I read something similar on Yuval Harari's Homo Sapiens, where he suggests wheat domesticated humans not the other way around. An excerpt can be found here [1]. Whole essay is great but I especially liked this part:
> The word “domesticate” comes from the Latin domus, which means “house.” Who’s the one living in a house? Not the wheat. It’s the Sapiens.
I don't remember the details of their arguments, but Graeber and Wengrow think this is a misleading image. IIRC one of their main thrusts was that over long periods of history, groups of humans have adopted and abandoned stationary agriculture at will, as conditions indicate.
I suppose that makes us as domesticated as e.g. lions or chimpanzees, which have been known to e.g. share food with humans ("work for them") in the wild but it's not their reason for existence.
I lent out my copy of the Dawn of Everything so I can't get exact quotes or pages but this reminded me of a point in the book (which I highly recommend) which I'll attempt to summarize:
Domestication of plants was "easy" when tested in a controlled setting selecting seeds carefully at a university. Estimated that wheat in the agricultural "revolution" (a much scoffed about term in the book) could have been domesticated in 200 years if purposeful. Instead agriculture took something like 3000 years to become dominant versus mixed food sources (mostly gathering, fishing and hunting, with some low-effort planting on riverbanks).
And yes to your point, the idea that there is some sort of progression in human societies is contradicted by the recent decades of evidence in archeology -- every arrangement you can imagine seems to have been tried (stationary+hunter/gather, nomadic farmer, alternating back and forth, shifts toward farming for hundreds of years and then back to fishing for thousands). Humans time on the earth has been much longer than our recorded history, with more variety and less boring than we usually assume.
Anyway I hope that inspires someone to pick up the book, it really is a good read.
thanks for sharing, I will check out that book for sure!
>IIRC one of their main thrusts was that over long periods of history, groups of humans have adopted and abandoned stationary agriculture at will, as conditions indicate.
In general they still totally depend on it.
So this would be like saying dogs aren't domesticated, because some left their owners or bit them, or there are groups of stray dogs here and there.
What makes you say they still totally depended on it? I can easily imagine groups of humans having a period of settled agriculture for convenience rather than necessity.
If you are claiming that a hot buttered dinner roll made from wheat can actually domesticate ME…
… then you’re damn right.
>The word “domesticate” comes from the Latin domus, which means “house.” Who’s the one living in a house? Not the wheat. It’s the Sapiens.
Etymology never made for very compelling arguments.
"Free" derives from an Indo-European word that means "one of the loved ones".
Something about this free-wheeling non sequitur, if you even can call it that, is incredibly hilarious to me!
My theory is that multicellular life itself was developed because viruses wanted a more effective way to travel. Humans are the pinnacle of virus transportation technology, and they've developed very successful behavioral override countermeasures against our pesky use of vaccines.

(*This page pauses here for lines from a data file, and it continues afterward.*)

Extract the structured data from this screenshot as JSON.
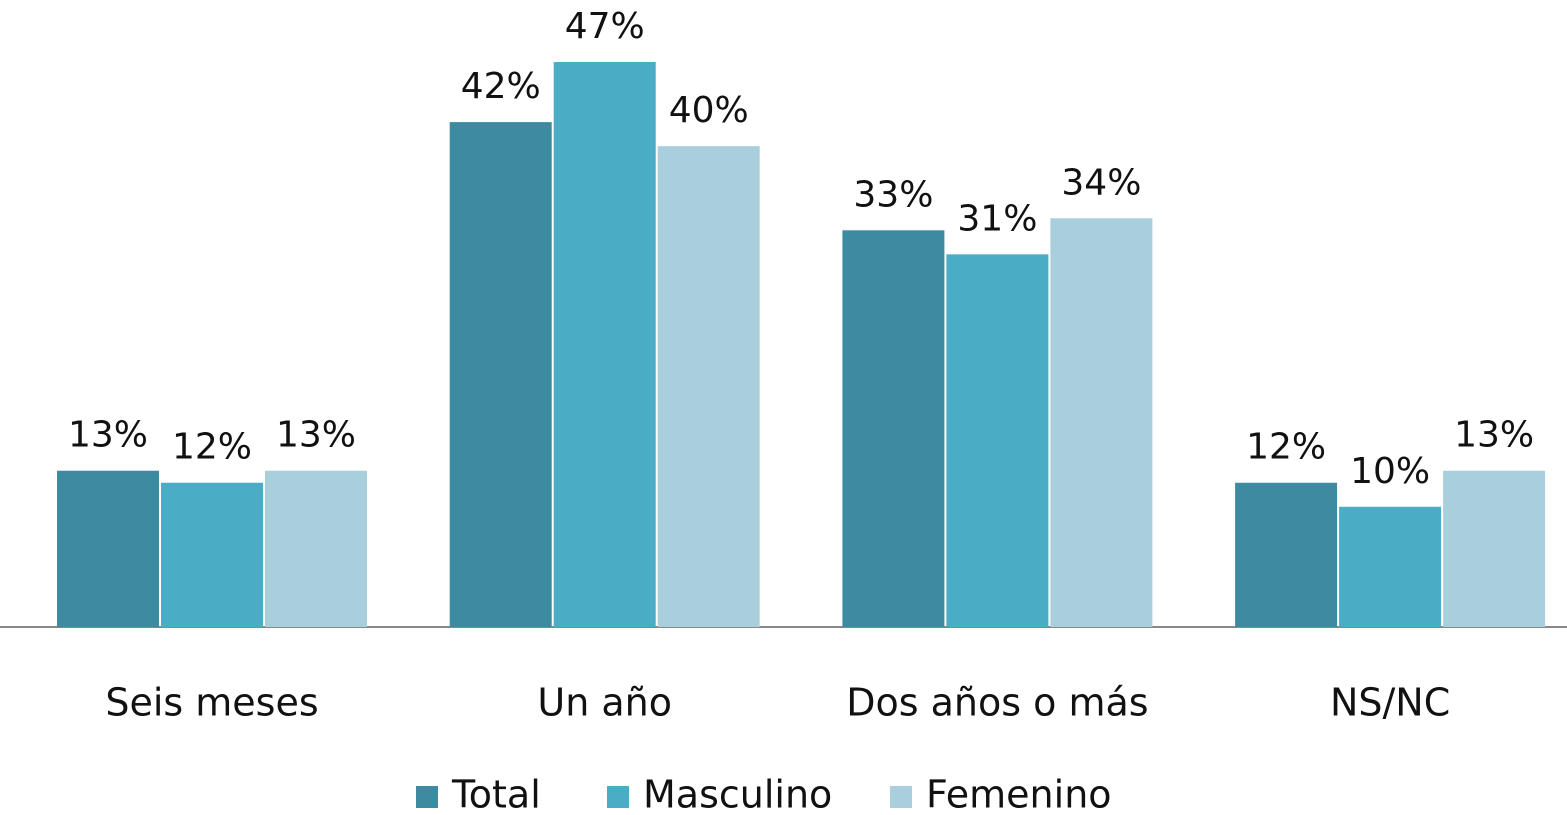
{
  "chart_data": {
    "type": "bar",
    "categories": [
      "Seis meses",
      "Un año",
      "Dos años o más",
      "NS/NC"
    ],
    "series": [
      {
        "name": "Total",
        "color": "#3d8ba1",
        "values": [
          13,
          42,
          33,
          12
        ],
        "value_labels": [
          "13%",
          "42%",
          "33%",
          "12%"
        ]
      },
      {
        "name": "Masculino",
        "color": "#4aacc5",
        "values": [
          12,
          47,
          31,
          10
        ],
        "value_labels": [
          "12%",
          "47%",
          "31%",
          "10%"
        ]
      },
      {
        "name": "Femenino",
        "color": "#a9cfdc",
        "values": [
          13,
          40,
          34,
          13
        ],
        "value_labels": [
          "13%",
          "40%",
          "34%",
          "13%"
        ]
      }
    ],
    "legend": "bottom"
  }
}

Not only that, but they ( or some parts of it) have been incorporated in the other species, human included, DNA as well!
The code just wants to survive.
"all things strive"
He also talked about this "reverse chain of command" in the recent talk at Peking university:
Human evolves from worm. Human brain is originally a bunch of neurons centered around the worm's mouth to search for food. It is natural to think human is still controlled by stomach to this day (or spinal cord for that matter).
Do you have a link?
https://www.bilibili.com/video/BV1YLdPYyEPX?t=1852.7
It's not up to wheat. Humans invented Latin and get to define domestication.
Whoever gets to Latin first defines it!
Also Edgar Anderson's "Plants, Man, and Life" on a similar theme.
Love this book and immediately thought of the same section!